Mad1's ability to interact with Mad2 is essential to regulate and monitor meiotic synapsis in C. elegans.

Abstract

Meiotic homolog synapsis is essential to ensure accurate segregation of chromosomes during meiosis. In C. elegans, proper regulation of synapsis and a checkpoint that monitors synapsis relies on the spindle checkpoint components, Mad1 and Mad2, and Pairing Centers (PCs), cis-acting loci that interact with the nuclear envelope to mobilize chromosomes within the nucleus. Here, we test what specific functions of Mad1 and Mad2 are required to regulate and monitor synapsis. We find that a mutation that prevents Mad1's localization to the nuclear periphery abolishes the synapsis checkpoint but has no effect on Mad2's localization to the nuclear periphery or synapsis. By contrast, a mutation that prevents Mad1's interaction with Mad2 abolishes the synapsis checkpoint, delays synapsis and fails to localize Mad2 to the nuclear periphery.

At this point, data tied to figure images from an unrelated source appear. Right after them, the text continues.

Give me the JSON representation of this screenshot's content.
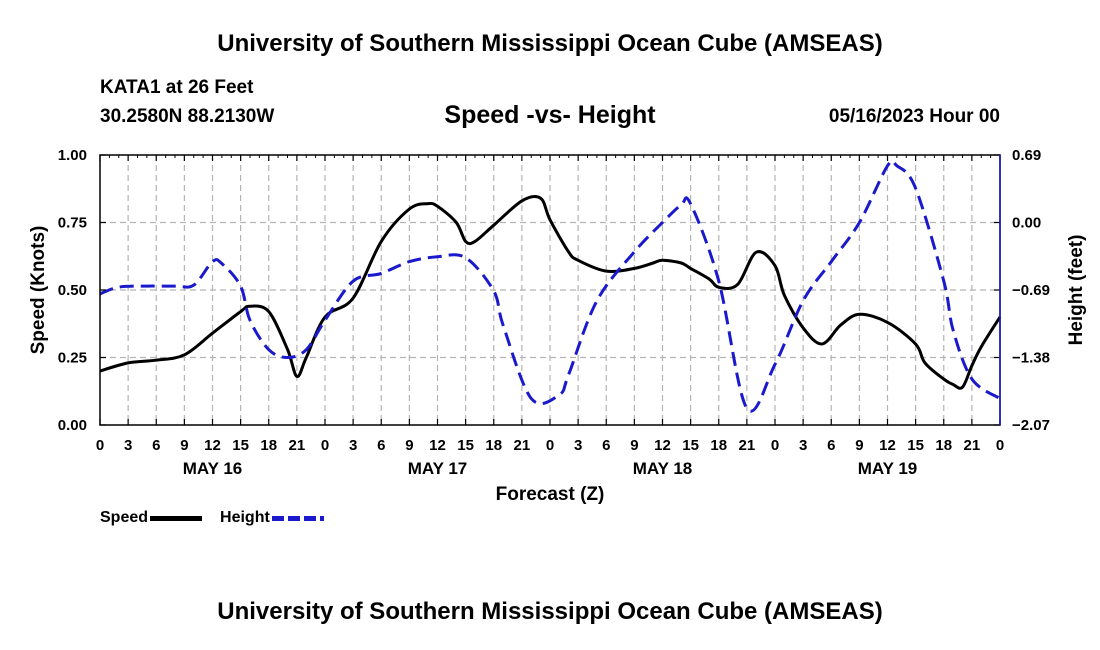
{
  "header": {
    "title": "University of Southern Mississippi Ocean Cube (AMSEAS)",
    "station": "KATA1 at 26 Feet",
    "coords": "30.2580N  88.2130W",
    "plot_title": "Speed -vs- Height",
    "date": "05/16/2023 Hour 00"
  },
  "footer": {
    "title": "University of Southern Mississippi Ocean Cube (AMSEAS)"
  },
  "legend": {
    "speed_label": "Speed",
    "height_label": "Height"
  },
  "colors": {
    "speed": "#000000",
    "height": "#1a1acc",
    "grid": "#b4b4b4"
  },
  "chart_data": {
    "type": "line",
    "xlabel": "Forecast (Z)",
    "ylabel": "Speed (Knots)",
    "y2label": "Height (feet)",
    "xlim": [
      0,
      96
    ],
    "ylim": [
      0,
      1.0
    ],
    "y2lim": [
      -2.07,
      0.69
    ],
    "x_tick_labels": [
      "0",
      "3",
      "6",
      "9",
      "12",
      "15",
      "18",
      "21",
      "0",
      "3",
      "6",
      "9",
      "12",
      "15",
      "18",
      "21",
      "0",
      "3",
      "6",
      "9",
      "12",
      "15",
      "18",
      "21",
      "0",
      "3",
      "6",
      "9",
      "12",
      "15",
      "18",
      "21",
      "0"
    ],
    "day_labels": [
      {
        "label": "MAY 16",
        "x": 12
      },
      {
        "label": "MAY 17",
        "x": 36
      },
      {
        "label": "MAY 18",
        "x": 60
      },
      {
        "label": "MAY 19",
        "x": 84
      }
    ],
    "y_ticks": [
      0,
      0.25,
      0.5,
      0.75,
      1.0
    ],
    "y_tick_labels": [
      "0.00",
      "0.25",
      "0.50",
      "0.75",
      "1.00"
    ],
    "y2_ticks": [
      -2.07,
      -1.38,
      -0.69,
      0.0,
      0.69
    ],
    "y2_tick_labels": [
      "−2.07",
      "−1.38",
      "−0.69",
      "0.00",
      "0.69"
    ],
    "series": [
      {
        "name": "Speed",
        "axis": "left",
        "x": [
          0,
          3,
          6,
          9,
          12,
          15,
          16,
          18,
          20,
          21,
          22,
          24,
          27,
          30,
          33,
          35,
          36,
          38,
          39,
          40,
          42,
          45,
          47,
          48,
          50,
          51,
          54,
          57,
          59,
          60,
          62,
          63,
          65,
          66,
          68,
          70,
          72,
          73,
          75,
          77,
          79,
          81,
          84,
          87,
          88,
          90,
          91,
          92,
          93,
          94,
          96
        ],
        "values": [
          0.2,
          0.23,
          0.24,
          0.26,
          0.34,
          0.42,
          0.44,
          0.42,
          0.28,
          0.18,
          0.25,
          0.4,
          0.47,
          0.68,
          0.8,
          0.82,
          0.81,
          0.75,
          0.68,
          0.68,
          0.74,
          0.83,
          0.84,
          0.76,
          0.64,
          0.61,
          0.57,
          0.58,
          0.6,
          0.61,
          0.6,
          0.58,
          0.54,
          0.51,
          0.52,
          0.64,
          0.59,
          0.48,
          0.36,
          0.3,
          0.37,
          0.41,
          0.38,
          0.3,
          0.23,
          0.17,
          0.15,
          0.14,
          0.22,
          0.29,
          0.4
        ]
      },
      {
        "name": "Height",
        "axis": "right",
        "x": [
          0,
          2,
          5,
          8,
          10,
          12,
          13,
          15,
          16,
          18,
          20,
          22,
          24,
          27,
          30,
          33,
          36,
          39,
          42,
          43,
          46,
          49,
          50,
          53,
          57,
          60,
          62,
          63,
          66,
          69,
          72,
          75,
          78,
          81,
          84,
          85,
          87,
          90,
          91,
          93,
          96
        ],
        "values": [
          -0.73,
          -0.66,
          -0.65,
          -0.65,
          -0.64,
          -0.4,
          -0.42,
          -0.65,
          -1.0,
          -1.3,
          -1.38,
          -1.3,
          -1.0,
          -0.6,
          -0.52,
          -0.4,
          -0.35,
          -0.36,
          -0.7,
          -1.05,
          -1.8,
          -1.76,
          -1.55,
          -0.8,
          -0.3,
          0.0,
          0.18,
          0.19,
          -0.6,
          -1.9,
          -1.45,
          -0.8,
          -0.4,
          0.0,
          0.58,
          0.58,
          0.35,
          -0.6,
          -1.1,
          -1.6,
          -1.8
        ]
      }
    ]
  }
}
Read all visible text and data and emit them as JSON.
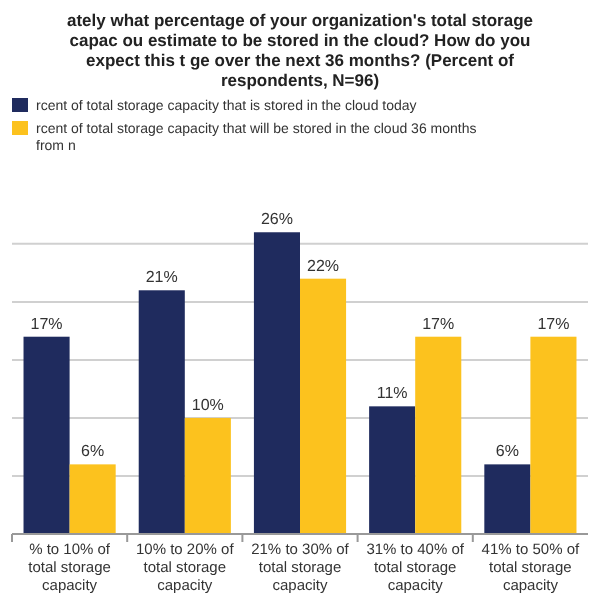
{
  "chart_data": {
    "type": "bar",
    "title": "ately what percentage of your organization's total storage capac ou estimate to be stored in the cloud? How do you expect this t ge over the next 36 months? (Percent of respondents, N=96)",
    "categories": [
      "% to 10% of total storage capacity",
      "10% to 20% of total storage capacity",
      "21% to 30% of total storage capacity",
      "31% to 40% of total storage capacity",
      "41% to 50% of total storage capacity"
    ],
    "series": [
      {
        "name": "rcent of total storage capacity that is stored in the cloud today",
        "color": "#1f2b5e",
        "values": [
          17,
          21,
          26,
          11,
          6
        ],
        "value_labels": [
          "17%",
          "21%",
          "26%",
          "11%",
          "6%"
        ]
      },
      {
        "name": "rcent of total storage capacity that will be stored in the cloud 36 months from n",
        "color": "#fcc21e",
        "values": [
          6,
          10,
          22,
          17,
          17
        ],
        "value_labels": [
          "6%",
          "10%",
          "22%",
          "17%",
          "17%"
        ]
      }
    ],
    "tick_labels": "x",
    "grid": "y",
    "legend": "top"
  }
}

These data indicate that Mad1's primary role in regulating synapsis is through control of Mad2 and that Mad2 can bind other factors at the nuclear periphery. We also tested whether Mad2's ability to adopt a specific conformation associated with its activity during spindle checkpoint function is required for its role in meiosis. A mutation that prevents Mad2 from adopting its active conformer fails to localize to the nuclear periphery, abolishes the synapsis checkpoint and exhibits substantial defects in meiotic synapsis. Thus, Mad2, and its regulation by Mad1, is an important regulator of meiotic synapsis in C. elegans.